The honest answer: compressed HEIC comes out as JPG
Many tools quietly dodge this, so here it is plainly: browsers can read HEIC with the right decoder but cannot write it, because the HEVC encoder inside HEIC is patent-encumbered and no browser ships it. Any web tool claiming to output compressed HEIC is either uploading your photos to a server or not doing what it says. This page decodes your HEIC on your own device and re-encodes with MozJPEG as a JPG. That trade turns out to be a good one. At quality 75 to 85 the JPG is usually smaller than the original HEIC, and it opens everywhere: Windows Photos, Android, old email clients, every upload form on the web. You lose nothing you were actually using and gain universal compatibility. If you want maximum quality rather than maximum savings, HEIC to JPG converts at a higher quality target, and the HEIC Converter offers PNG and WebP outputs too.
Shrink a camera roll before sharing or uploading
The typical trigger for this tool is an iPhone camera roll that has to go somewhere with limits: a wedding album shared over email, a visa or insurance portal that rejects files over 2 MB, a slow connection where 300 photos at 3 MB each means an hour of uploading. Batches of up to 200 HEIC photos process in one pass with no size caps and no watermarks, and each result row shows exactly how much you saved before you commit.
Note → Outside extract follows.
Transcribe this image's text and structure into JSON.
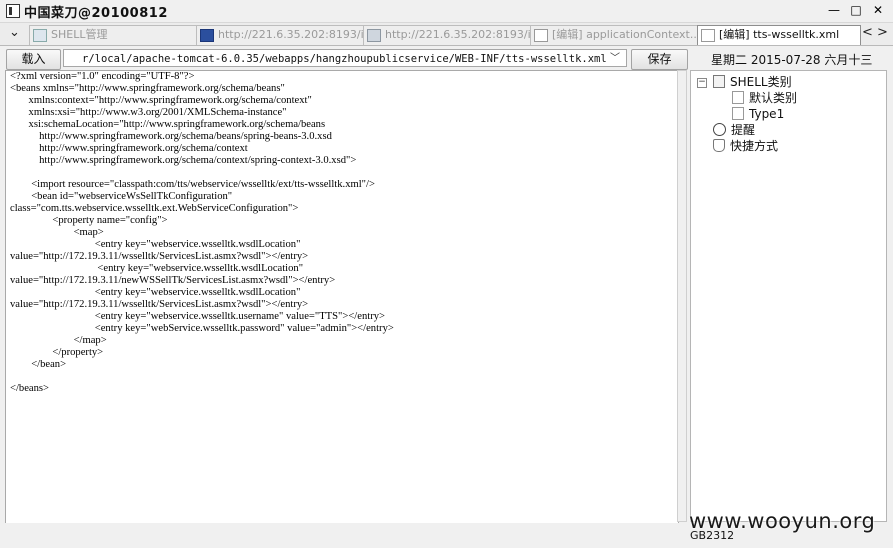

Notably, the popular compressors cannot start this job at all: TinyPNG does not accept HEIC uploads, so iPhone photos need a conversion step first. Here the decode and the compression happen together, entirely in your browser, so your personal photos are never transmitted to anyone. Once your photos are in JPG form, future size trims go through Compress JPG, and mixed folders of formats go through Compress Image.
Common questions
Why does compressing a HEIC give me a JPG?+−
Because no browser can write HEIC: the encoder is patent-encumbered and simply is not available in Chrome, Firefox, Safari or Edge. Rather than fail, this tool decodes your HEIC and re-encodes it with MozJPEG as a JPG. At quality 75 to 85 the JPG usually ends up smaller than the original HEIC, and unlike HEIC it opens on Windows, Android, the web and every email client.
Can a JPG really be smaller than my HEIC?+−
Usually, yes. HEIC is a more efficient format in theory, but iPhones encode at high quality settings with generous headroom. MozJPEG at quality 75 to 85 targets normal viewing rather than archival perfection, so the output typically undercuts the source file. The savings column shows the exact numbers per photo, and if a particular shot comes out larger, raise or lower the slider and rerun it.
Why not just use TinyPNG for this?+−
TinyPNG does not accept HEIC input at all; it handles JPG, PNG, WebP and AVIF only, so iPhone photos are stuck before you start. It is a genuinely good compressor for the formats it supports, but for HEIC you would first need a separate converter. This page does both steps at once, decoding HEIC and producing a compressed JPG, with no 20-file or 5 MB caps and no server involved.
When should I compress HEIC instead of just converting it?+−
Use plain HEIC to JPG conversion when compatibility is the only goal and you want maximum quality retained. Use this compress tool when size matters: freeing phone storage, emailing a batch of photos under an attachment cap, or uploading to forms with strict limits. The difference is the quality target; compression aims lower, around 75 to 85, to make each file meaningfully smaller than the original.